Correction for Covariate Measurement Error in Nonparametric Longitudinal Regression
Article first published online: 22 JAN 2010
© 2010, The International Biometric Society
Volume 66, Issue 4, pages 1209–1219, December 2010
How to Cite
Rummel, D., Augustin, T. and Küchenhoff, H. (2010), Correction for Covariate Measurement Error in Nonparametric Longitudinal Regression. Biometrics, 66: 1209–1219. doi: 10.1111/j.1541-0420.2009.01382.x
- Issue published online: 22 JAN 2010
- Article first published online: 22 JAN 2010
- Received October 2007. Revised October 2009. Accepted November 2009.
- Bayesian methods;
- Covariate measurement error;
- Human sleep data;
- Nonparametric regression of longitudinal data;
- Relevance vector machine
Summary We introduce a correction for covariate measurement error in nonparametric regression applied to longitudinal binary data arising from a study on human sleep.
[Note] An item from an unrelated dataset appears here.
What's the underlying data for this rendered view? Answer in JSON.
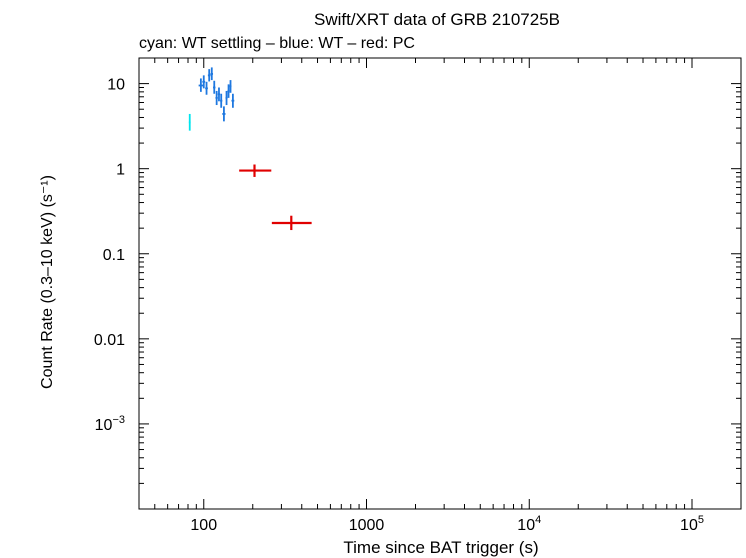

The data have been surveyed to investigate the association of some hormonal levels and the probability of being asleep. The hormonal effect is modeled flexibly while we account for the error-prone measurement of its concentration in the blood and the longitudinal character of the data. We present a fully Bayesian treatment utilizing Markov chain Monte Carlo inference techniques, and also introduce block updating to improve sampling and computational performance in the binary case. Our model is partly inspired by the relevance vector machine with radial basis functions, where usually very few basis functions are automatically selected for fitting the data. In the proposed approach, we implement such data-driven complexity regulation by adopting the idea of Bayesian model averaging. Besides the general theory and the detailed sampling scheme, we also provide a simulation study for the Gaussian and the binary cases by comparing our method to the naive analysis ignoring measurement error. The results demonstrate a clear gain when using the proposed correction method, particularly for the Gaussian case with medium and large measurement error variances, even if the covariate model is misspecified.